Na rede e na lança: pescadores, como o jovem Elison Lopes (à esq.), usam diferentes técnicas para trabalhar no rio Solimões, na Amazônia
Com forte apelo ecológico, a procura, não só pelo pirarucu como também por várias espécies amazônicas como o tambaqui, piramutaba, dourado do Amazonas, filhote, entre outros, tem crescido nos últimos anos. Em capitais como São Paulo e Rio de Janeiro, se multiplicam os restaurantes especializados nesse tipo de peixe e vários países, principalmente na Europa, demonstram interesse em comprar o produto. Para aproveitar esse mercado, ainda pouco explorado, um amplo projeto tocado pelo governo do Estado, em parceria com instituições e empresas, pretende reorganizar a pesca naquela região e buscar formas de agregar mais valor a sua produção. “Existe um grande potencial de pesca nessas comunidades. A cota é de 1.500 toneladas por ano. Mas hoje, por conta dos problemas de logística e de venda, só se retira dos rios 50% desse volume”, conta o chefe do departamento da cadeia produtiva do pescado da Agência de Desenvolvimento Sustentável (ADS), órgão vinculado à Secretaria de Desenvolvimento Sustentável do Amazonas, Rigoberto Pontes. Segundo o diretor, a ideia não é necessariamente aumentar a produção, já que praticamente toda a pesca na Amazônia é feita em reservas protegidas e com acesso limitado. O plano é valorizar mais o preço do produto. “Hoje o preço médio do pirarucu é de R$ 4,50 o quilo.

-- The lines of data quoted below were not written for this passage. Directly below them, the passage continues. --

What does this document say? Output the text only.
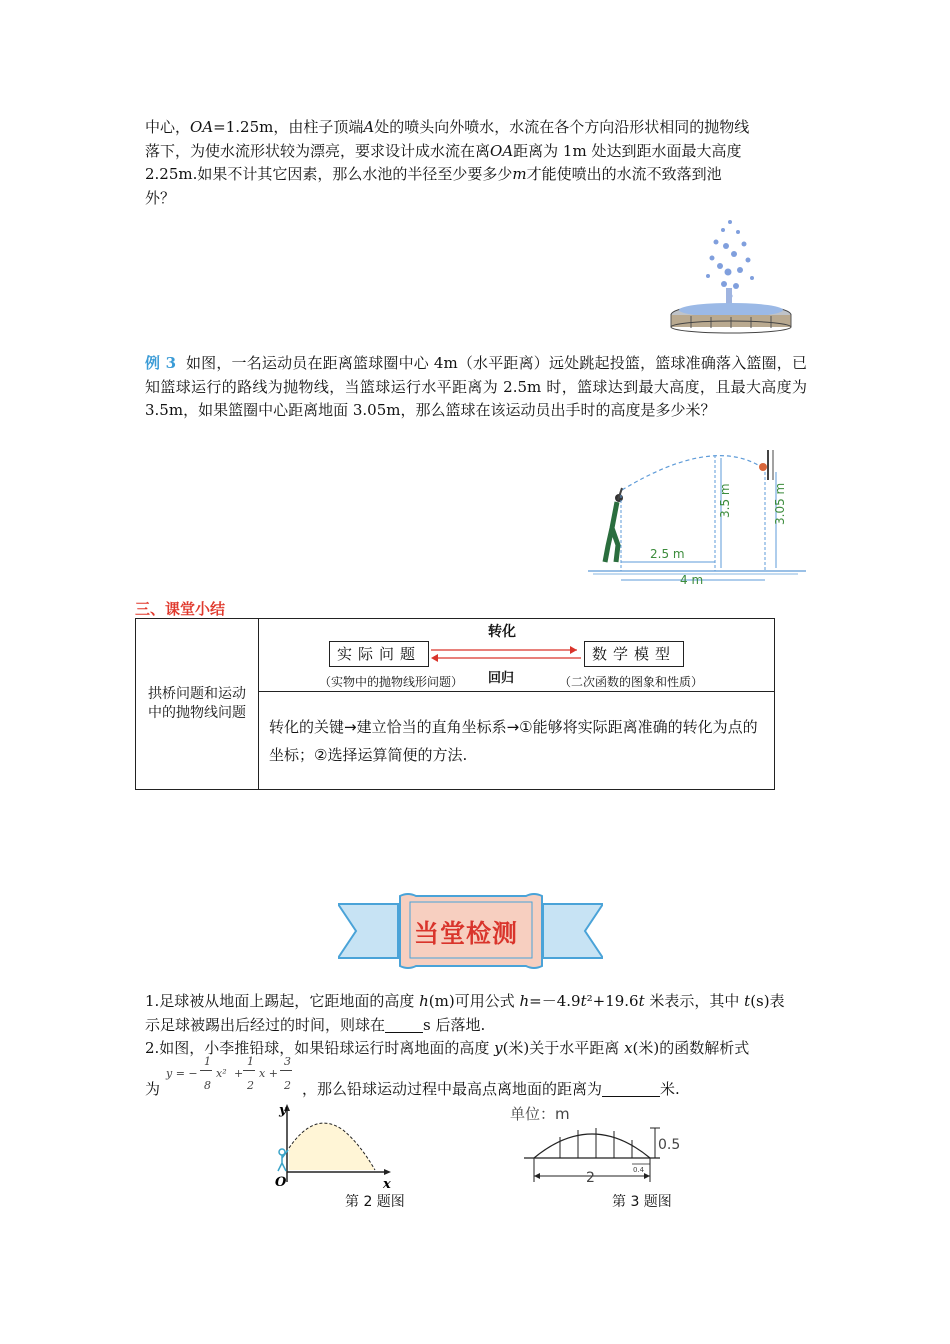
中心，OA=1.25m，由柱子顶端A处的喷头向外喷水，水流在各个方向沿形状相同的抛物线
落下，为使水流形状较为漂亮，要求设计成水流在离OA距离为 1m 处达到距水面最大高度
2.25m.如果不计其它因素，那么水池的半径至少要多少m才能使喷出的水流不致落到池
外？
例 3 如图，一名运动员在距离篮球圈中心 4m（水平距离）远处跳起投篮，篮球准确落入篮圈，已知篮球运行的路线为抛物线，当篮球运行水平距离为 2.5m 时，篮球达到最大高度，且最大高度为 3.5m，如果篮圈中心距离地面 3.05m，那么篮球在该运动员出手时的高度是多少米？
3.5 m	3.05 m
2.5 m
4 m
三、课堂小结
拱桥问题和运动中的抛物线问题

实际问题	数学模型
转化
回归
（实物中的抛物线形问题）	（二次函数的图象和性质）

转化的关键→建立恰当的直角坐标系→①能够将实际距离准确的转化为点的坐标；②选择运算简便的方法.
当堂检测
1.足球被从地面上踢起，它距地面的高度 h(m)可用公式 h=－4.9t²+19.6t 米表示，其中 t(s)表
示足球被踢出后经过的时间，则球在	s 后落地.
2.如图，小李推铅球，如果铅球运行时离地面的高度 y(米)关于水平距离 x(米)的函数解析式
为
y = −
1
8
x² +
1
2
x +
3
2 ，那么铅球运动过程中最高点离地面的距离为	米.
y
x
O
第 2 题图
单位：m
0.5
2	0.4
第 3 题图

Podemos melhorar isso, sobretudo atingindo o mercado externo. Temos um projeto chamado Zona Franca Verde, que pretende encontrar caminhos para uma melhor comercialização, com produtos certificados e rastreados”, pondera Pontes.
Meninos do rio: João Tezza (à esq.) e Marcelo Neves. Unindo forças para reorganizar a atividade pesqueira da região
A iniciativa já atrai grandes empresas do setor, como a nordestina Noronha Pescados, que planeja lançar uma linha de peixes amazônicos, voltada para exportação. “Temos um amplo mercado para ser trabalhado”, afirma James Loureiro, uma espécie de consultor que vem intermediando o contato da empresa com o governo do Estado e instituições. “Tanto no Brasil como no Exterior, os peixes amazônicos certificados, pescados de forma sustentável e com comércio justo, têm um grande valor comercial. No futuro, poderíamos ter uma marca unificada, juntando frigoríficos e pescadores, e atender esses grandes mercados”.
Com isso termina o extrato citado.